Au vu de ce qui précède, l'opposition formée par Mmes Marie Gendre et Zoé Prélaz est infondée et doit être rejetée.
Conclusions
Les commissaires, suite aux explications qui leur ont été fournies, estiment qu'il n'y a pas lieu de supprimer les droits à bâtir sur la parcelle 2727. En effet, les dégagements pour le délassement autour des immeubles restent nombreux et l'installation d'un atelier d'ébénisterie, avec les restrictions quant aux nuisances sonores, ne devrait pas constituer de gêne pour les habitants du voisinage.
La commission d'aménagement du canton vous recommande donc à l'unanimité, Mesdames et Messieurs les députés, d'approuver le projet de loi 7200-A, avec l'adjonction d'un article concernant le traitement de l'opposition.
Art. 3 (nouveau)
L'opposition à la modification du régime des zones, formée par Mmes Marie Gendre et Zoé Prélaz, représentées par leur avocat, Me Georges Borgeaud, est rejetée, dans la mesure où elle est recevable, pour les motifs exposés dans le rapport de la commission chargée de l'étude de la présente loi.

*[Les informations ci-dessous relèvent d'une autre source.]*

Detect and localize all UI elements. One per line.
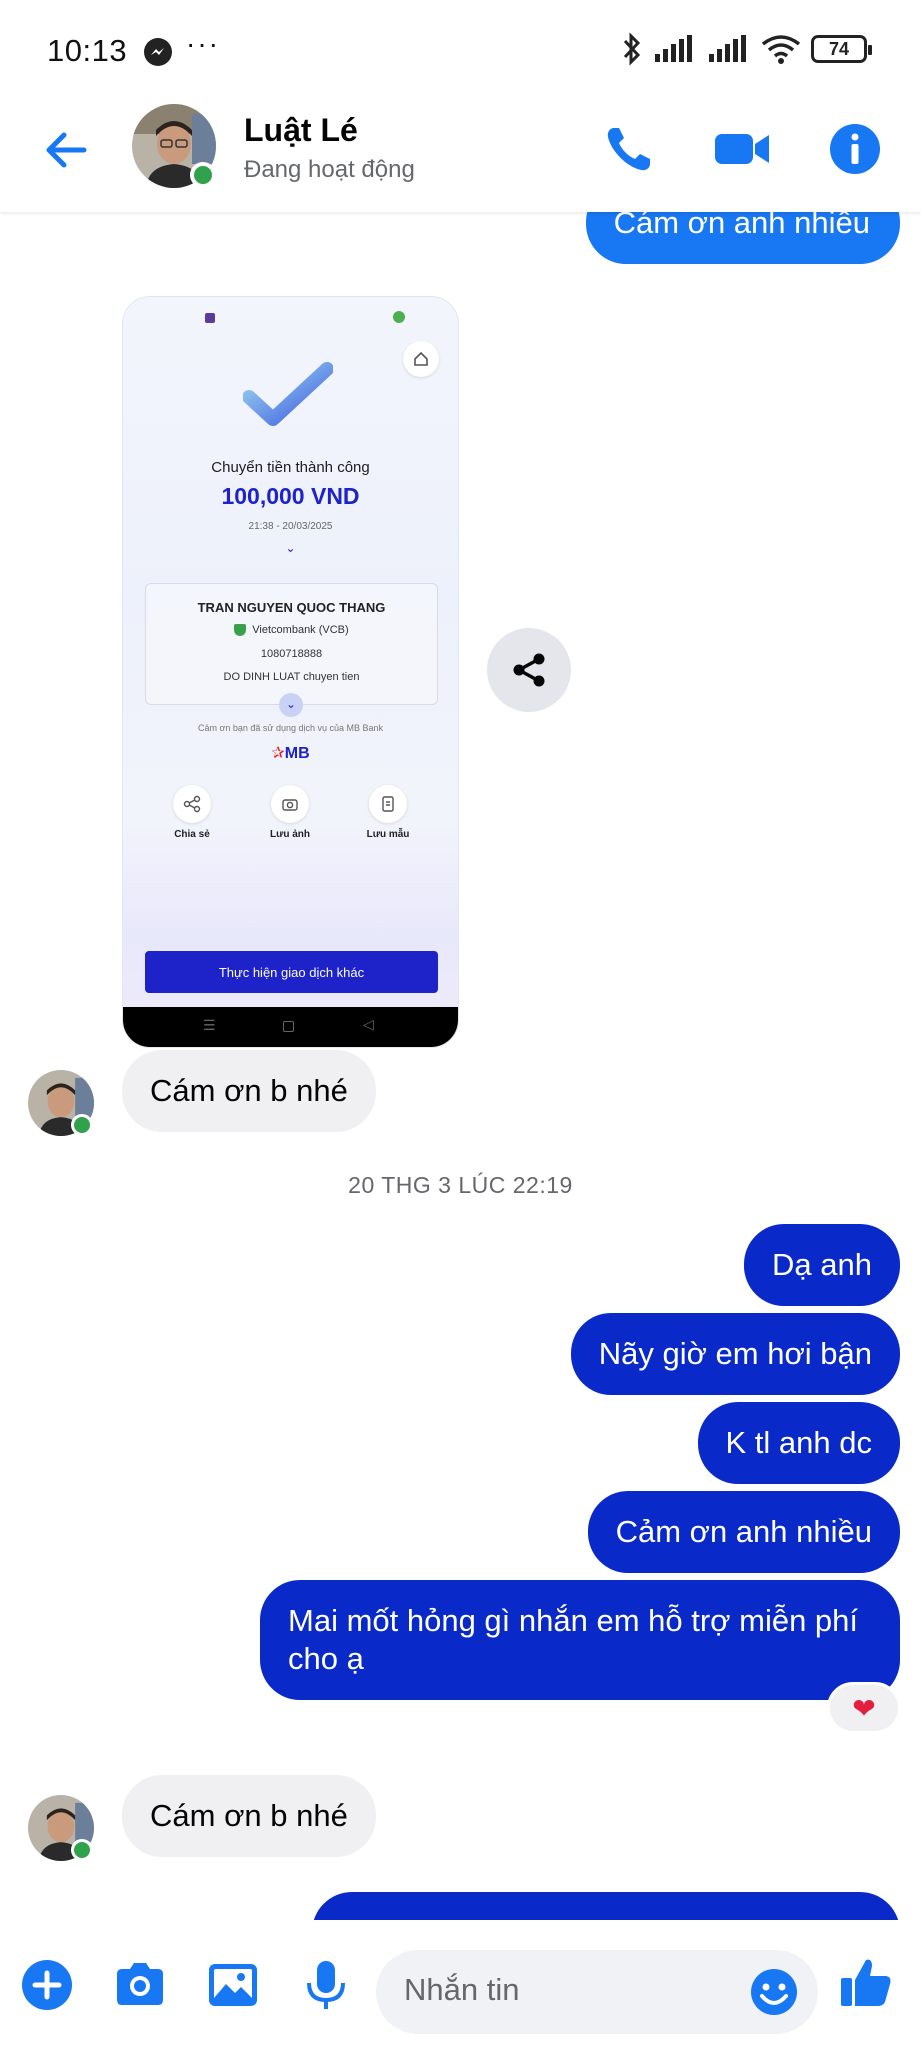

L'ancien article 3 devient ainsi l'article 4.
page blanche
plan
planPremier débat
Ce projet est adopté en trois débats, par article et dans son ensemble.
La loi est ainsi conçue :
LOI
modifiant le régime des zones de construction sur le territoire de la commune de Vernier (création d'une zone de développement 4B et d'une zone de développement 4B destinée à des activités sans nuisances)
LE GRAND CONSEIL
Décrète ce qui suit:
Article 1
1 Le plan n° 28681-540, dressé par le département des travaux publics et de l'énergie le 18 mai 1994, modifiant le régime des zones de construction sur le territoire de la commune de Vernier (création d'une zone de développement 4B et d'une zone de développement 4B destinée à des activités sans nuisances, à la route de Montfleury), est approuvé.

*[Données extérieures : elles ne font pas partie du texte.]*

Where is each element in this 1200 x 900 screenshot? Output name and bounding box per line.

2 Dans la zone de développement 4B destinée à des activités sans nuisances, l'indice d'utilisation du sol (IUS) maximum est fixé à 0,3.
3 Les plans de zone annexés à la loi d'application de la loi fédérale sur l'aménagement du territoire, du 4 juin 1987, sont modifiés en conséquence.
Art. 2
En conformité aux articles 43 et 44 de l'ordonnance sur la protection contre le bruit, du 15 décembre 1986, il est attribué le degré de sensibilité III aux biens-fonds compris dans le périmètre des zones créées par le plan visé à l'article 1.
Art. 3
L'opposition à la modification du régime des zones, formée par Mmes Marie Gendre et Zoé Prélaz, représentées par leur avocat, Me Georges Borgeaud, est rejetée, dans la mesure où elle est recevable, pour les motifs exposés dans le rapport de la commission chargée de l'étude de la présente loi.
Art. 4
Un exemplaire du plan no 28681-540 susvisé, certifié conforme par la présidence du Grand Conseil, est déposé aux archives d'Etat.